Welche Fragen Covid-19 im Mietrecht aufwirft und die Lösungsansätze

Prof. Dr. iur. Peter Higi, Titularprofessor für Schweizerisches Zivilrecht, Universität Fribourg

 

Geschlossen
iStock

1. Überblick

In den vergangenen Wochen wurden im Zusammenhang mit den behördlichen Anordnungen, welche die Ausbreitung der Corona-Pandemie einschränken sollen, wiederholt mehrere Fragen aufgeworfen, die sich auch um die Miete drehen. Ihnen allen ist im Wesentlichen dreierlei gemeinsam:

  • Erstens werden sie vor allem im Zusammenhang mit den wirtschaftlichen Folgen gestellt, die Mieter wegen der behördlichen Massnahmen treffen können.

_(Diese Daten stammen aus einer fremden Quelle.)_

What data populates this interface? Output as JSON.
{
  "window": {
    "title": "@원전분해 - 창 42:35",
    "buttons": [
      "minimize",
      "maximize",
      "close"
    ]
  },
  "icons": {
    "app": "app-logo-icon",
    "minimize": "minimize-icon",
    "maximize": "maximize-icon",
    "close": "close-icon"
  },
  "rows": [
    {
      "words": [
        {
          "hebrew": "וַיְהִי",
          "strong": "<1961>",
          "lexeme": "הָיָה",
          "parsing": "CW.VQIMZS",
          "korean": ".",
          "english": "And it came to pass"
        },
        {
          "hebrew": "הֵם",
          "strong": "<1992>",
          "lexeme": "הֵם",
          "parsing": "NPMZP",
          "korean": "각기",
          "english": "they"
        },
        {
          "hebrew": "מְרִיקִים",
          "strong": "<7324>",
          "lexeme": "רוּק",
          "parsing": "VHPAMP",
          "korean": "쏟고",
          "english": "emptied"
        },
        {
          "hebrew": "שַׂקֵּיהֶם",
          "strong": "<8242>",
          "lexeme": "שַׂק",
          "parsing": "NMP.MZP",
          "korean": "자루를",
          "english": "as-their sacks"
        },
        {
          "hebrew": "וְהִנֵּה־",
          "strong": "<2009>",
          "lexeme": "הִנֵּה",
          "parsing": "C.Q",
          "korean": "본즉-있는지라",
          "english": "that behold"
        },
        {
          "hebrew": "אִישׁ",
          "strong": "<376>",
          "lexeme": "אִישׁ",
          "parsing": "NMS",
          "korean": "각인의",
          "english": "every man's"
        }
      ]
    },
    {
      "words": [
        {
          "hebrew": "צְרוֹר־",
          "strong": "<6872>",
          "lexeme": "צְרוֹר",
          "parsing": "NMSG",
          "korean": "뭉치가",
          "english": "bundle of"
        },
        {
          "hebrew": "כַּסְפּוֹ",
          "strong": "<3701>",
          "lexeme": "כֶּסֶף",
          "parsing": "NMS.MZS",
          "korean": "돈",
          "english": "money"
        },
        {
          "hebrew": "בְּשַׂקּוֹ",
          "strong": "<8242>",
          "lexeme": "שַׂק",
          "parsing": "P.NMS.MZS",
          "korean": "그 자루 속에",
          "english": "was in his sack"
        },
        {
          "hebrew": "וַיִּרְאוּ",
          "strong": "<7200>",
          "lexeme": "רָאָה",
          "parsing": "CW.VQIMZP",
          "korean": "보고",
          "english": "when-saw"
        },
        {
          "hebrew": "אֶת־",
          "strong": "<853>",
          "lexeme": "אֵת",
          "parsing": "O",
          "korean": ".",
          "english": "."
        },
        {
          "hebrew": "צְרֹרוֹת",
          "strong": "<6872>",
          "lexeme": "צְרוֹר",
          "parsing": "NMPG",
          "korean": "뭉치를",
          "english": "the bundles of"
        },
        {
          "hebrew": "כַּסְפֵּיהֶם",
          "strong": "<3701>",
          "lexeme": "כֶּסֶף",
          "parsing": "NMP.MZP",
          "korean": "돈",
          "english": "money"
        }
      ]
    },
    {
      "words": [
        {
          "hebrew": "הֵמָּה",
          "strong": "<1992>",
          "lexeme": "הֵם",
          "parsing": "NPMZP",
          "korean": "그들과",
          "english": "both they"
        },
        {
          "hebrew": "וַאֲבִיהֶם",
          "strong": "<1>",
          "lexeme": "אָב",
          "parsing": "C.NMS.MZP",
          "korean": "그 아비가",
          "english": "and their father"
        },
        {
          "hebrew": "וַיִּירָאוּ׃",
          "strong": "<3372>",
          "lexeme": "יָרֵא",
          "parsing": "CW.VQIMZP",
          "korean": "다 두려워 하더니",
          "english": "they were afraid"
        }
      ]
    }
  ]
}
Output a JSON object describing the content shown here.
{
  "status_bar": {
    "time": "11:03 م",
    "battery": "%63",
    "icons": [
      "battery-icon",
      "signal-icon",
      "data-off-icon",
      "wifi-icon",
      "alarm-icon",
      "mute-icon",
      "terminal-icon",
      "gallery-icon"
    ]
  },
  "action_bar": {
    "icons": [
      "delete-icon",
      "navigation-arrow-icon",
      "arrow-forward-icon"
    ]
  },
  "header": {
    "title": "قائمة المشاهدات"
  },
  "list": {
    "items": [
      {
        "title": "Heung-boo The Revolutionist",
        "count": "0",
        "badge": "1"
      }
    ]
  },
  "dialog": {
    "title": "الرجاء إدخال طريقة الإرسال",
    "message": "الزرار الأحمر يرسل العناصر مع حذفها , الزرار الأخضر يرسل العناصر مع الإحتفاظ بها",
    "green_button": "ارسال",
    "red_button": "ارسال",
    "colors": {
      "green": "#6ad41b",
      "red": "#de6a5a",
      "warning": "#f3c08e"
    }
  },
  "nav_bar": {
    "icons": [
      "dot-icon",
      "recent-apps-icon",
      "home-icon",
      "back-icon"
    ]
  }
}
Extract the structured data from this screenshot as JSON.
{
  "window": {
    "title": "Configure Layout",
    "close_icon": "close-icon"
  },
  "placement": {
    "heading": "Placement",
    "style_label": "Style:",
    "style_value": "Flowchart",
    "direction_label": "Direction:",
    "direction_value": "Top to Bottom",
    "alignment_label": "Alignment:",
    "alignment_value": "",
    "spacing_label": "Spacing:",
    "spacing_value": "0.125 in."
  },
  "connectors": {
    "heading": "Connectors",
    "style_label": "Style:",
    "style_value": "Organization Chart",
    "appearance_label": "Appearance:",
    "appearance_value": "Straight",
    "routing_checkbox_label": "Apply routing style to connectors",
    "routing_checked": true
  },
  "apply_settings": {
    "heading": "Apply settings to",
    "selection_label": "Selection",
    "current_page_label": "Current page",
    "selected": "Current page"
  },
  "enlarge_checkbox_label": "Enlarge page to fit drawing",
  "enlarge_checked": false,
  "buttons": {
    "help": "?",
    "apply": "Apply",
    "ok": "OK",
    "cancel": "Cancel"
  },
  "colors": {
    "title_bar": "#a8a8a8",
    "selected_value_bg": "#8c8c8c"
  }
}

Insoweit handelt es sich bei ihnen um keine Rechtsfragen.
  • Zweitens geht es nie um Fragestellungen, auf die das Mietrecht des OR gar keine Antwort geben kann. So geht es etwa um die Frage, ob behördlichen Einschränkungen oder gar Verbote bestimmter Berufstätigkeiten eine Herabsetzung des Mietzinses wegen mangelhafter Mietsache erlaubt – dazu ist etwa der Art. 259d OR zu konsultieren. Oder es werden Fragen im Zusammenhang mit dem Zügeln gestellt: Was, wenn eine Mietsache nicht übernommen bzw. nicht zurückgegeben wird? Dazu sind z.B. die Art. 258, 267–267a und Art. 97 ff. OR zu Rate zu ziehen. Oder es werden Fragen mit Blick auf die Folgen des Zahlungsverzugs aufgegriffen, wie sie der Art. 257d OR regelt.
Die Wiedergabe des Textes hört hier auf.